Women’s History Month
Annabel Morris Buchanan was born October 22, 1888 in Groesbeck, Texas. She was a talented musician and folklorist. Growing up, she was granted a scholarship to the Landon Conservatory in Dallas due to her talent and graduated with honors in 1906. In 1912, she married John Preston Buchanan and settled in Marion, VA in the 1920s. Buchanan served in her local church as an organist and choir director and also composed songs. She became an active member of the Virginia Federation of Music Clubs and also served as their president for three years. In 1927, after meeting John Powell, her life was changed. Powell was a composer and pianist from Richmond who incorporated themes of folk music in his work. Powell inspired Buchanan to study and collect folk music then incorporated it into her own music. Within the community, Buchanan was seen as a “music catcher”, recording songs and music from locals. In 1931, Buchanan co-funded and directed the White Top Folk Festival. The festival was held each year, except 1937, atop a mountain in Grayson County and gained nationwide attention. In 1933, Eleanor Roosevelt was a guest at the festival. Along with her work with the festival, she published several articles on the White Top festival and other aspects of folk music.
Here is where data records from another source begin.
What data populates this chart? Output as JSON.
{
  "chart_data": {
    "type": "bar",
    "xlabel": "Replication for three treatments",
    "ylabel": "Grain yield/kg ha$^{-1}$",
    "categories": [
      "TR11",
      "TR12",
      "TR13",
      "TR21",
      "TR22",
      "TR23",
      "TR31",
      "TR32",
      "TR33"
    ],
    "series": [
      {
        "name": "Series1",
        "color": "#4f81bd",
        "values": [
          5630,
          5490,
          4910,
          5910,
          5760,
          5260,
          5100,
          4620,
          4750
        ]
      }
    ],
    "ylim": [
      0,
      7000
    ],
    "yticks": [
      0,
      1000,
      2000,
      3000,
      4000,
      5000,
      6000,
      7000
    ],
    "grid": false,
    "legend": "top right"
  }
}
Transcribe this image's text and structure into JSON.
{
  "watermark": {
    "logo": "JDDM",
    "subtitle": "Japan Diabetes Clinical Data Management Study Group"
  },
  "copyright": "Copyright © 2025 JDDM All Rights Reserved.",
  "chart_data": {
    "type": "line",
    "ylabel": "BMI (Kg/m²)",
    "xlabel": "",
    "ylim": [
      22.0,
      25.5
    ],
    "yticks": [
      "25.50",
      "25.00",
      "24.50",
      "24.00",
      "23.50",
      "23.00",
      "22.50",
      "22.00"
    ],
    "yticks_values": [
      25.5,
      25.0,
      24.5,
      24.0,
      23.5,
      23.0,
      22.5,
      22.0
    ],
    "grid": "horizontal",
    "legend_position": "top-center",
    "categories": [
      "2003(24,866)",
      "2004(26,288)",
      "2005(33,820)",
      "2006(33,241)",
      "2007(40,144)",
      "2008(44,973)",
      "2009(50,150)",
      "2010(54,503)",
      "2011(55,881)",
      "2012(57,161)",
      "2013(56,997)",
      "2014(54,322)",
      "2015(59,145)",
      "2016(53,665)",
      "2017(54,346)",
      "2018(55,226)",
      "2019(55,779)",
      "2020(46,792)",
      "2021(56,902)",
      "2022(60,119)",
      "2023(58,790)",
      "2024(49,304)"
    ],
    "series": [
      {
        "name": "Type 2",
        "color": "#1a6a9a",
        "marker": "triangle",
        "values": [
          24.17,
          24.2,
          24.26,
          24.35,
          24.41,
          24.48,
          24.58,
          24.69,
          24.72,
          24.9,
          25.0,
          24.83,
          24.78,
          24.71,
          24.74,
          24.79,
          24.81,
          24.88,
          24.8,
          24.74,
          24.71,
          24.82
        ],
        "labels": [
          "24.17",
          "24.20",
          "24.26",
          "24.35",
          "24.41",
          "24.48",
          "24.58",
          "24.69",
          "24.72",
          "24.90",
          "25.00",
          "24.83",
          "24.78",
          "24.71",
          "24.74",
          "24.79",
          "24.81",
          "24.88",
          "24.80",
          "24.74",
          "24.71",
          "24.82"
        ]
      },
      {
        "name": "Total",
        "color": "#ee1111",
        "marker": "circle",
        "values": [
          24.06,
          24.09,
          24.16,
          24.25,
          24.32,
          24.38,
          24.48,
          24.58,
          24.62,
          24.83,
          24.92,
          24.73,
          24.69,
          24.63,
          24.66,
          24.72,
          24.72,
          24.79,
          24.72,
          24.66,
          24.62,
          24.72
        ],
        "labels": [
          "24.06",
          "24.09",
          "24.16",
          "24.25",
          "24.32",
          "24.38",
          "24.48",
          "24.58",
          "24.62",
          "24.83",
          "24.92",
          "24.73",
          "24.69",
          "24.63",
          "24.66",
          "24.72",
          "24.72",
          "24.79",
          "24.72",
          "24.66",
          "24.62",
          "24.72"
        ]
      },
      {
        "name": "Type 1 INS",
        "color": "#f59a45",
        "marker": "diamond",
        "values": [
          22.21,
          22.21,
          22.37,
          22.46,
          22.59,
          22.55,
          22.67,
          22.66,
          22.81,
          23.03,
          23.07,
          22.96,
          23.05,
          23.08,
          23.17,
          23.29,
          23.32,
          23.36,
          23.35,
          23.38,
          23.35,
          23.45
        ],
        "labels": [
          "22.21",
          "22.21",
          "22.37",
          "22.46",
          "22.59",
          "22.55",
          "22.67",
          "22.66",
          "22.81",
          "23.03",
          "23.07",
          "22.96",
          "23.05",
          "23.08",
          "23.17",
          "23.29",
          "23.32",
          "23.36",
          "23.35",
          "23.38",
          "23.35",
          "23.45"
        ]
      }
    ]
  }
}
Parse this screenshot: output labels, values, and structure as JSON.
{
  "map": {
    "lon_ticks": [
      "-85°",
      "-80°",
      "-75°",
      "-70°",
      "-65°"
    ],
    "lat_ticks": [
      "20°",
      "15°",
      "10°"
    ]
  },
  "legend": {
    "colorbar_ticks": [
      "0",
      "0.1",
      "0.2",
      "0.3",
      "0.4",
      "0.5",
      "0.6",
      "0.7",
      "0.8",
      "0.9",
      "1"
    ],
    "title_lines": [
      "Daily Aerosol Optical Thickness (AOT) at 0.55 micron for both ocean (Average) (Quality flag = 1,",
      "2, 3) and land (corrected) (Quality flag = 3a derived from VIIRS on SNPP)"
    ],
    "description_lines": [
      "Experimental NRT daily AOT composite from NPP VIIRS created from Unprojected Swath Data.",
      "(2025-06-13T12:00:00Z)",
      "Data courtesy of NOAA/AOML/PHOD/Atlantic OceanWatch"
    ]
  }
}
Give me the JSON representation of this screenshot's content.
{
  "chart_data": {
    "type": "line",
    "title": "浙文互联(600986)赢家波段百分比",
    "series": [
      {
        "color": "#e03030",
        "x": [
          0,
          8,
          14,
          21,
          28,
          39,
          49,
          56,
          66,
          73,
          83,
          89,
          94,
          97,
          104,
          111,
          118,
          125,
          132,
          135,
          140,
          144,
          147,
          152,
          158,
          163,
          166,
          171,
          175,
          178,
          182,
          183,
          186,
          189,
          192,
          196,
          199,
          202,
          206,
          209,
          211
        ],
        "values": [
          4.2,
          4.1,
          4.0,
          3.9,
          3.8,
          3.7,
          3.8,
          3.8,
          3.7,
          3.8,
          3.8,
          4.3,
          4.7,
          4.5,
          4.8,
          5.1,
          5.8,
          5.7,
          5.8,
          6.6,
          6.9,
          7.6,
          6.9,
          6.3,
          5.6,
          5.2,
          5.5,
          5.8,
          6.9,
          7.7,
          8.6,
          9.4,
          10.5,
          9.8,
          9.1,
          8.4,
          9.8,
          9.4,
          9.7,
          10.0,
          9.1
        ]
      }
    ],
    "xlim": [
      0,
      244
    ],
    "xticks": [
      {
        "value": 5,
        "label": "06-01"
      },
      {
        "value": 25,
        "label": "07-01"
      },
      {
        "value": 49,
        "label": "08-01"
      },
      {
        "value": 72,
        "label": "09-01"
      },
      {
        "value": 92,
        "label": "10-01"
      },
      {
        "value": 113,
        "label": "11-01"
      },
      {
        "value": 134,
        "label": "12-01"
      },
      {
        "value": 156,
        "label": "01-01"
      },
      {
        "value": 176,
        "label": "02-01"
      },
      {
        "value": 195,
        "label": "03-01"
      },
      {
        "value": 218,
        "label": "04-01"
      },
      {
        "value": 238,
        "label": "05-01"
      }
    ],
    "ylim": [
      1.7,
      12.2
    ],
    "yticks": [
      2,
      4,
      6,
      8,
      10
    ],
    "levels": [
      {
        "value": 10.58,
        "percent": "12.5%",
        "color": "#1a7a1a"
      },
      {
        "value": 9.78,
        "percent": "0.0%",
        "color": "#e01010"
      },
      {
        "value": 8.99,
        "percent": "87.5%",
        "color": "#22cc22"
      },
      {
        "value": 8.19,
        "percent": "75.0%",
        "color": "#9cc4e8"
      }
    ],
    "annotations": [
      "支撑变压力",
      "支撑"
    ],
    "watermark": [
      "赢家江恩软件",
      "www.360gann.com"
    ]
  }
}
She collected more than 800 traditional songs from the region , as well as produced her own body of work called “ The Legend of Hungry Mother”. In this work, she published more than 100 original songs and 250 folk hymns. Later in life, she became a professor at James Madison University and retired from teaching in 1948 and devoted more of her time to her manuscripts and compositions. Buchanan worked with the National Federation of Music Clubs on their folk music archive for several years. In 1963, she took a six month world tour and returned to Paducah where she passed on January 6, 1983.
Annabel Morris Buchanan contributed to the region’s access to folk music and its preservation. Her passion helped create a nationally recognized music festival. She was an important figure to Smyth County, helping preserve our history through music.